The effects of the gene were tested by matching it to the race records of more than 1,700 thoroughbred horses in Britain and Ireland.
Lead author of the study Professor Emmeline Hill, associate professor of Equine Science at UCD, said the research established a clear relationship between the speed gene and a horse’s career earnings by distance.
The gene test enables an accurate prediction of a horse's optimal race distance by examining its DNA. Of the three possible test results, C:C horses are more suited to shorter races, C:T horses to middle distance races and T:T horses to longer distance races.
"This research shows that racehorses overperformed in their optimum distance ranges and underperformed in races for which they were not genetically suited,” she said. “Furthermore, the performance among all Speed Gene types consistently deteriorated as the race distance diverged from the predicted optimal distance."
Professor Hill said a random sampling of horses at each distance would be expected to win the equivalent percentage of available prize-money.

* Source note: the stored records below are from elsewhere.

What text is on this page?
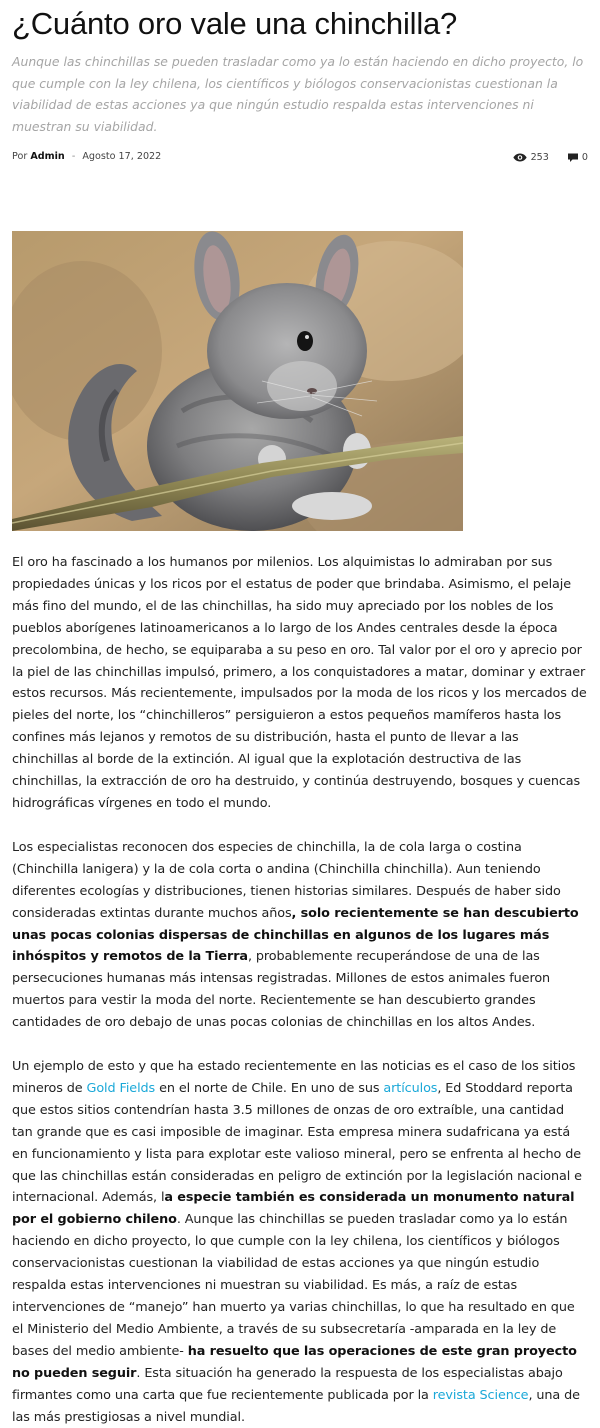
¿Cuánto oro vale una chinchilla?

Aunque las chinchillas se pueden trasladar como ya lo están haciendo en dicho proyecto, lo que cumple con la ley chilena, los científicos y biólogos conservacionistas cuestionan la viabilidad de estas acciones ya que ningún estudio respalda estas intervenciones ni muestran su viabilidad.

Por Admin - Agosto 17, 2022	253	0

El oro ha fascinado a los humanos por milenios. Los alquimistas lo admiraban por sus propiedades únicas y los ricos por el estatus de poder que brindaba. Asimismo, el pelaje más fino del mundo, el de las chinchillas, ha sido muy apreciado por los nobles de los pueblos aborígenes latinoamericanos a lo largo de los Andes centrales desde la época precolombina, de hecho, se equiparaba a su peso en oro. Tal valor por el oro y aprecio por la piel de las chinchillas impulsó, primero, a los conquistadores a matar, dominar y extraer estos recursos. Más recientemente, impulsados por la moda de los ricos y los mercados de pieles del norte, los “chinchilleros” persiguieron a estos pequeños mamíferos hasta los confines más lejanos y remotos de su distribución, hasta el punto de llevar a las chinchillas al borde de la extinción. Al igual que la explotación destructiva de las chinchillas, la extracción de oro ha destruido, y continúa destruyendo, bosques y cuencas hidrográficas vírgenes en todo el mundo.

Los especialistas reconocen dos especies de chinchilla, la de cola larga o costina (Chinchilla lanigera) y la de cola corta o andina (Chinchilla chinchilla). Aun teniendo diferentes ecologías y distribuciones, tienen historias similares. Después de haber sido consideradas extintas durante muchos años, solo recientemente se han descubierto unas pocas colonias dispersas de chinchillas en algunos de los lugares más inhóspitos y remotos de la Tierra, probablemente recuperándose de una de las persecuciones humanas más intensas registradas. Millones de estos animales fueron muertos para vestir la moda del norte. Recientemente se han descubierto grandes cantidades de oro debajo de unas pocas colonias de chinchillas en los altos Andes.

Un ejemplo de esto y que ha estado recientemente en las noticias es el caso de los sitios mineros de Gold Fields en el norte de Chile. En uno de sus artículos, Ed Stoddard reporta que estos sitios contendrían hasta 3.5 millones de onzas de oro extraíble, una cantidad tan grande que es casi imposible de imaginar. Esta empresa minera sudafricana ya está en funcionamiento y lista para explotar este valioso mineral, pero se enfrenta al hecho de que las chinchillas están consideradas en peligro de extinción por la legislación nacional e internacional. Además, la especie también es considerada un monumento natural por el gobierno chileno. Aunque las chinchillas se pueden trasladar como ya lo están haciendo en dicho proyecto, lo que cumple con la ley chilena, los científicos y biólogos conservacionistas cuestionan la viabilidad de estas acciones ya que ningún estudio respalda estas intervenciones ni muestran su viabilidad. Es más, a raíz de estas intervenciones de “manejo” han muerto ya varias chinchillas, lo que ha resultado en que el Ministerio del Medio Ambiente, a través de su subsecretaría -amparada en la ley de bases del medio ambiente- ha resuelto que las operaciones de este gran proyecto no pueden seguir. Esta situación ha generado la respuesta de los especialistas abajo firmantes como una carta que fue recientemente publicada por la revista Science, una de las más prestigiosas a nivel mundial.
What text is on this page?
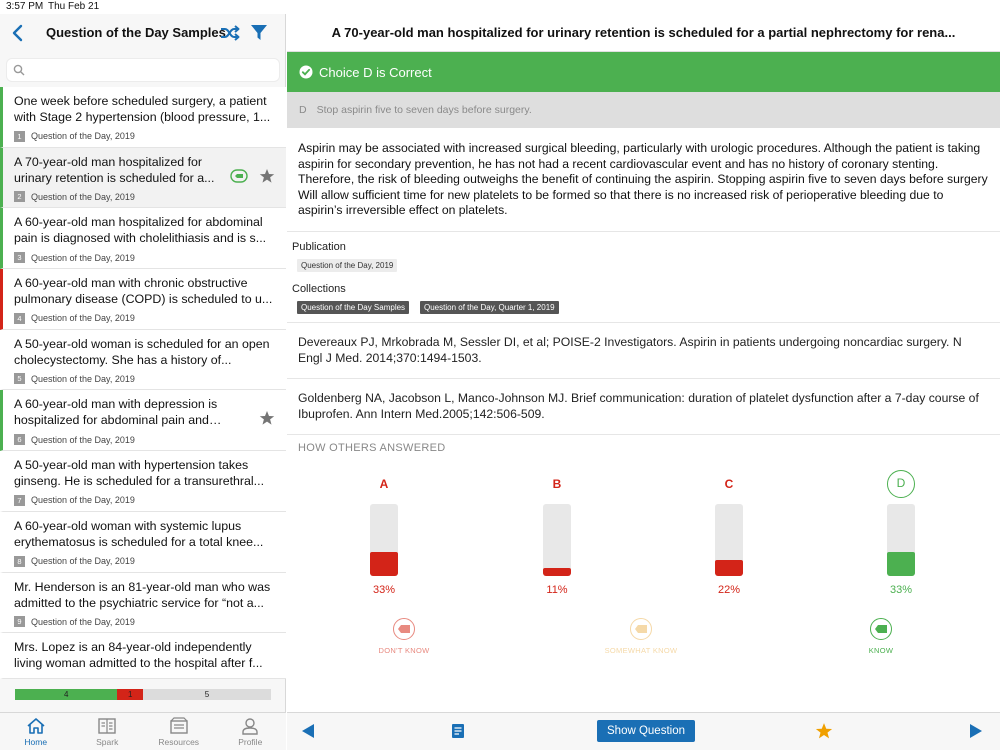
3:57 PM Thu Feb 21
Question of the Day Samples
One week before scheduled surgery, a patient with Stage 2 hypertension (blood pressure, 1...
1	Question of the Day, 2019
A 70-year-old man hospitalized for urinary retention is scheduled for a...
2	Question of the Day, 2019
A 60-year-old man hospitalized for abdominal pain is diagnosed with cholelithiasis and is s...
3	Question of the Day, 2019
A 60-year-old man with chronic obstructive pulmonary disease (COPD) is scheduled to u...
4	Question of the Day, 2019
A 50-year-old woman is scheduled for an open cholecystectomy. She has a history of...
5	Question of the Day, 2019
A 60-year-old man with depression is hospitalized for abdominal pain and is
6	Question of the Day, 2019
A 50-year-old man with hypertension takes ginseng. He is scheduled for a transurethral...
7	Question of the Day, 2019
A 60-year-old woman with systemic lupus erythematosus is scheduled for a total knee...
8	Question of the Day, 2019
Mr. Henderson is an 81-year-old man who was admitted to the psychiatric service for “not a...
9	Question of the Day, 2019
Mrs. Lopez is an 84-year-old independently living woman admitted to the hospital after f...
4	1	5
Home	Spark	Resources	Profile
A 70-year-old man hospitalized for urinary retention is scheduled for a partial nephrectomy for rena...
Choice D is Correct
D Stop aspirin five to seven days before surgery.
Aspirin may be associated with increased surgical bleeding, particularly with urologic procedures. Although the patient is taking aspirin for secondary prevention, he has not had a recent cardiovascular event and has no history of coronary stenting. Therefore, the risk of bleeding outweighs the benefit of continuing the aspirin. Stopping aspirin five to seven days before surgery Will allow sufficient time for new platelets to be formed so that there is no increased risk of perioperative bleeding due to aspirin’s irreversible effect on platelets.
Publication
Question of the Day, 2019
Collections
Question of the Day Samples	Question of the Day, Quarter 1, 2019
Devereaux PJ, Mrkobrada M, Sessler DI, et al; POISE-2 Investigators. Aspirin in patients undergoing noncardiac surgery. N Engl J Med. 2014;370:1494-1503.
Goldenberg NA, Jacobson L, Manco-Johnson MJ. Brief communication: duration of platelet dysfunction after a 7-day course of Ibuprofen. Ann Intern Med.2005;142:506-509.
HOW OTHERS ANSWERED
A
33%
B
11%
C
22%
D
33%
DON'T KNOW	SOMEWHAT KNOW	KNOW
Show Question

“But the reality is C:C horses disproportionately outperformed in terms of prize-money in races under one mile, C:T horses outperformed in 9 to 15 furlong races, while T:T horses excelled in longer distance races,” she said.
“Some trainers may be missing a trick by competing horses over unsuitable distances. Many still rely on pedigree, which is not an accurate indicator, as middle distance horses can produce both sprinters and stayers. That is the nature of how genetic inheritance can work."
In the study C:C horses represented 71% of three-year-old runners in five to six furlong races. However, these horses won 89% of the available prize money, representing a relative overperformance of 25%.
By contrast 28% of the runners at this distance, 100 horses in total, were C:T type. However, these horses won just 11% of the prize money available, a relative underperformance of 61% and a considerable potential earnings loss for the owners and trainers of those 100 horses.
Professor Hill said the key value of the speed gene test is that it provides a means to accurately predict a horse's optimal race distance as soon as the foal is born, independent of age or training status.
“This enables optimised training and race planning and we have now shown that this will have clear economic benefits for owners and trainers."